Wednesday, October 10, 2007

Handling Panhandlers

They seem to be everywhere these days. At the pedestrian walkway along Jalan TAR. At Bintang Walk (yes, there too). Sometimes they are bold enough to enter restaurants and eateries and approach diners. They can be men or women; old, middle-aged, young or too young; working alone, in pairs or a mother and child(ren) team. Most of them aren’t local i.e. are foreigners. Well, OK, they don’t look local despite donning the skullcap or scarf [you gotta give them credit for trying though].

So what do you do when you come across them? Do you:
- look the other way?
- fumble through your pocket or bag to look for loose change?
- think, ‘Oh, maybe another day’?
- look through them? Do you even see them at all?
Or do you wonder:
- why and how they got to be in that situation and how they can afford to come all the way to this country only to end up begging for money?
- how on earth did they ever manage to pass through Immigration or how they manage to overstay their visa duration?
- what are the authorities doing about them apart from rounding them up once in a while, haul them to the nearest lock-up only to have them roam the streets again days after their release?

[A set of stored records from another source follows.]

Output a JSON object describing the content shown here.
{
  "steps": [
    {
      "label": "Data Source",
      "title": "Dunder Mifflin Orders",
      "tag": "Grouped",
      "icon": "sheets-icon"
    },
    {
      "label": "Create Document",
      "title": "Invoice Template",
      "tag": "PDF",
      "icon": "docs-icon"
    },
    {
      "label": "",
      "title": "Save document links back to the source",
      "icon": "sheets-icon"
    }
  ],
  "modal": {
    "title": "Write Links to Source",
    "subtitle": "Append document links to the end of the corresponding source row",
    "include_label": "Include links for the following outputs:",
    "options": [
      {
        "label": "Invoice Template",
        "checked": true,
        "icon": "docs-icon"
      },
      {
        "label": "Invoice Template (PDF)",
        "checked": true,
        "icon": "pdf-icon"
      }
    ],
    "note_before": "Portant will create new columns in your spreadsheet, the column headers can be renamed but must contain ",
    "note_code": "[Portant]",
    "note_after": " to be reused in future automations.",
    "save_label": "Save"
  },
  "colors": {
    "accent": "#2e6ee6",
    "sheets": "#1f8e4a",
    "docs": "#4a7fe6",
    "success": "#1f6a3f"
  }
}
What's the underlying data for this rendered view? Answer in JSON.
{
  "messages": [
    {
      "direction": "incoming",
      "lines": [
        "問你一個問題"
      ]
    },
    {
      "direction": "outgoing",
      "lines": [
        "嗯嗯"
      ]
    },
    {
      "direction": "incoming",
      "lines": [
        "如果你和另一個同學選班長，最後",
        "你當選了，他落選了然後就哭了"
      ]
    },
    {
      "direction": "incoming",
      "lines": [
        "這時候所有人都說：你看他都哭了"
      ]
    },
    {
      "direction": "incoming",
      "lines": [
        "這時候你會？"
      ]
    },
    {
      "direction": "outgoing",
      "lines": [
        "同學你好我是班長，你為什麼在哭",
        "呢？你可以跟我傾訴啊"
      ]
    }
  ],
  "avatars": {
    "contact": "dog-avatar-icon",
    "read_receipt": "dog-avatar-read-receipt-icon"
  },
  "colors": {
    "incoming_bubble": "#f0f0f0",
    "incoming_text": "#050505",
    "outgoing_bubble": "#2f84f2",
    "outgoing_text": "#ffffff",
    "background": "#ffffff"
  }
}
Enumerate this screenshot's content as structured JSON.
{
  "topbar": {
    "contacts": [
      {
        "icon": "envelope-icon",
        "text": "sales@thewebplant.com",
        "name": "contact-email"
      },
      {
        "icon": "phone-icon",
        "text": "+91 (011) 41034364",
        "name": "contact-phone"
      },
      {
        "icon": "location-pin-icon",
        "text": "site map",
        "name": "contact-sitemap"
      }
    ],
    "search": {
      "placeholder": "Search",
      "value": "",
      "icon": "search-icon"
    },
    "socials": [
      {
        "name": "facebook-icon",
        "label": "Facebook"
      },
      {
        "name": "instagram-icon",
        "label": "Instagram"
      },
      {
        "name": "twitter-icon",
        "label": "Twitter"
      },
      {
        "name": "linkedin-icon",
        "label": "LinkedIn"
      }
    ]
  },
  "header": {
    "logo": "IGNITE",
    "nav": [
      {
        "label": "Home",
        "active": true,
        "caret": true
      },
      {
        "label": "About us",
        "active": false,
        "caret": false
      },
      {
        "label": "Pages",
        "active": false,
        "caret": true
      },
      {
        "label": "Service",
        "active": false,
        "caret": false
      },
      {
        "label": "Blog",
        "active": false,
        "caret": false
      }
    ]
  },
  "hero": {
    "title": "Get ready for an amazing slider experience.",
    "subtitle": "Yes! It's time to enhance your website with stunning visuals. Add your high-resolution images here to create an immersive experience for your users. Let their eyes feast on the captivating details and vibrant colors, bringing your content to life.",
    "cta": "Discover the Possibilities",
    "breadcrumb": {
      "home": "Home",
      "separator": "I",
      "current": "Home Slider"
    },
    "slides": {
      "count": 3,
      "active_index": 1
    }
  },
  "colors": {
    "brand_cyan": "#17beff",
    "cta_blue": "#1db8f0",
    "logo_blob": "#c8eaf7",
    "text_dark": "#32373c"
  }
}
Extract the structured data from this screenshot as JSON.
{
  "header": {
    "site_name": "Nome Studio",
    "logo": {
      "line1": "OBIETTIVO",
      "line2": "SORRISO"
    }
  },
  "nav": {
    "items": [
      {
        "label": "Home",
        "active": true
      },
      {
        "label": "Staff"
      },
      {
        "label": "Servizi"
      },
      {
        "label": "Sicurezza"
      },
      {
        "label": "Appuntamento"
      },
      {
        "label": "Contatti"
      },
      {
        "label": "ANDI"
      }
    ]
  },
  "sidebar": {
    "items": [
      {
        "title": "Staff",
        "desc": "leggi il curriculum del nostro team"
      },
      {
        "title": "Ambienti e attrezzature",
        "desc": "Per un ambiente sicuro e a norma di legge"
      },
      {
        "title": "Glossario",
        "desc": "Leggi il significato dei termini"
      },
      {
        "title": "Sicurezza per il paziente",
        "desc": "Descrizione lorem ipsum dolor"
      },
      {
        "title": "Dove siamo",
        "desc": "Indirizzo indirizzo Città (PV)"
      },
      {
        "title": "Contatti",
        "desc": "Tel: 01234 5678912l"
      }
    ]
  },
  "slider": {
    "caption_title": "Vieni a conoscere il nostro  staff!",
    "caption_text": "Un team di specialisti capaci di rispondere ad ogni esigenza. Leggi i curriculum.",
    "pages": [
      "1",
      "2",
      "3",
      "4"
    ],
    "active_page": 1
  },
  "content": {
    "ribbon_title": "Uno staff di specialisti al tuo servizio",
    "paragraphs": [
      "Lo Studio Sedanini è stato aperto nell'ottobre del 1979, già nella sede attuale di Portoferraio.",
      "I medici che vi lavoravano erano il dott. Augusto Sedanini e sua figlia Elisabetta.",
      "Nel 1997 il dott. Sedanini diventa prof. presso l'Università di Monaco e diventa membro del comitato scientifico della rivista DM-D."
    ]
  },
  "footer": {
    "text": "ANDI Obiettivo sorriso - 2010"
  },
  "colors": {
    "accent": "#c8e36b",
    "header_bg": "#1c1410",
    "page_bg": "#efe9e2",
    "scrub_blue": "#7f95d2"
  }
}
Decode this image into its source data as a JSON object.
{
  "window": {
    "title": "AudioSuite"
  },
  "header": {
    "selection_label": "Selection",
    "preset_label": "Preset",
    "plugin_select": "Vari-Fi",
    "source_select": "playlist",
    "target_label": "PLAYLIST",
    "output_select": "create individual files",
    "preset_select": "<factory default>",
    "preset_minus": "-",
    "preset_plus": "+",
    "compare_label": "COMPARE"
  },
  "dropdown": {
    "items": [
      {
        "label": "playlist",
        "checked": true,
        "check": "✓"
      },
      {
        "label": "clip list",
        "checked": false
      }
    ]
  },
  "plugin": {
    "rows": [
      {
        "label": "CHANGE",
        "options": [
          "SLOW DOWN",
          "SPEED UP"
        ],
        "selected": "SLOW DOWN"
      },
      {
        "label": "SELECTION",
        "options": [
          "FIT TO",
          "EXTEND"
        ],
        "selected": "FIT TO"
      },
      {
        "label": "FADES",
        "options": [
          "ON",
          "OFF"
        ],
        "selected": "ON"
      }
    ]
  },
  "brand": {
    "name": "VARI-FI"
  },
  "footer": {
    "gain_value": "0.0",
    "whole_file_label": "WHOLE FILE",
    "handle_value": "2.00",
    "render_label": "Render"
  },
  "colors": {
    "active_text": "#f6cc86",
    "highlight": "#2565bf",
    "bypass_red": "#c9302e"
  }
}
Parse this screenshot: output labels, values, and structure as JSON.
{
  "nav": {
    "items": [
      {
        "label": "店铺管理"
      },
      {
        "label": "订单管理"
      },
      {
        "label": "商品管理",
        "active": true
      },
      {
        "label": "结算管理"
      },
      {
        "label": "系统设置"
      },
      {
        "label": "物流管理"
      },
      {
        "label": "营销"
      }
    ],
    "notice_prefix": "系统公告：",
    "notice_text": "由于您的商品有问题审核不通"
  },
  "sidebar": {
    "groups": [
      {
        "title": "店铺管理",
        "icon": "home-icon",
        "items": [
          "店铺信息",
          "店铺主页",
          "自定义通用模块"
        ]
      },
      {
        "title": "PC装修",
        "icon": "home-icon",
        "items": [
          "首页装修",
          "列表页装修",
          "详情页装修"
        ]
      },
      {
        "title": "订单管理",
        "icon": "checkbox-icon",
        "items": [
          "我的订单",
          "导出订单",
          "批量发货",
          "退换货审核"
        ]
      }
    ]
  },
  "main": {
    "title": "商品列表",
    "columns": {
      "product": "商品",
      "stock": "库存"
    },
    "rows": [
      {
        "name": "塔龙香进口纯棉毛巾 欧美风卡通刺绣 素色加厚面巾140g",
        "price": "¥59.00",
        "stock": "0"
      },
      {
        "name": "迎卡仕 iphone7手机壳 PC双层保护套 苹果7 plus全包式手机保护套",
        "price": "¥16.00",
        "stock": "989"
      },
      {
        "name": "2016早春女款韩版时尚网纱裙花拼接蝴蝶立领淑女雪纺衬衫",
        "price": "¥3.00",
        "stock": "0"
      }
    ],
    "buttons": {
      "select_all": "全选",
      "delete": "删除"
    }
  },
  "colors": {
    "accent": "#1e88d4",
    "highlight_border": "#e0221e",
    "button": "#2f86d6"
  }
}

Sometimes I wonder about all these. And sometimes I wonder too what I’d do if I suddenly find myself on the streets with only the clothes on my back. Would I seek this way out too?

Even then, I don’t make it a habit to give money to them. I don’t think it’s right or healthy to encourage them to continue being dependent on others for their subsistence. I don’t condone their approach to seek the easy way out of their predicament. Even the blind can weave baskets and walk from one house to another to sell their products. Or at least sell some tissues or dried snacks or anything. To me, even the blind have more pride to try to do something, to attempt to produce something, to walk all those distance, aided or not, and sell their wares. That speaks volume about their effort and independence.

Maybe I’m just plain ungenerous. Calculative. Scrooge. Stingy. But sometimes you have to be unkind to be kind. Like when you’re at the zoo or on safari, you shouldn’t feed the animals even though that would be a kind gesture because doing so would only mess with their diets and make them dependent on being fed to the extent they may not want or not know how to hunt for food anymore. So in the same way, I don’t believe in contributing to these panhandlers because it would only discourage them from being independent, from seeking proper employment even if it’s temporary, and from pushing themselves out of the poverty trap via other means. Besides, sometimes they are just part of a larger scheme, being recruited to beg and the proceeds will be shared between themselves and the syndicate operator based on some pre-determined ratio.

Maybe I’m just a miser after all. Maybe I’m a cynic. Maybe I tend to distrust certain people. Maybe I’m wrong about them; maybe they are genuinely poor and out of luck. But then again, there’s also the possibility that maybe I’m right about them after all. Wallahualam.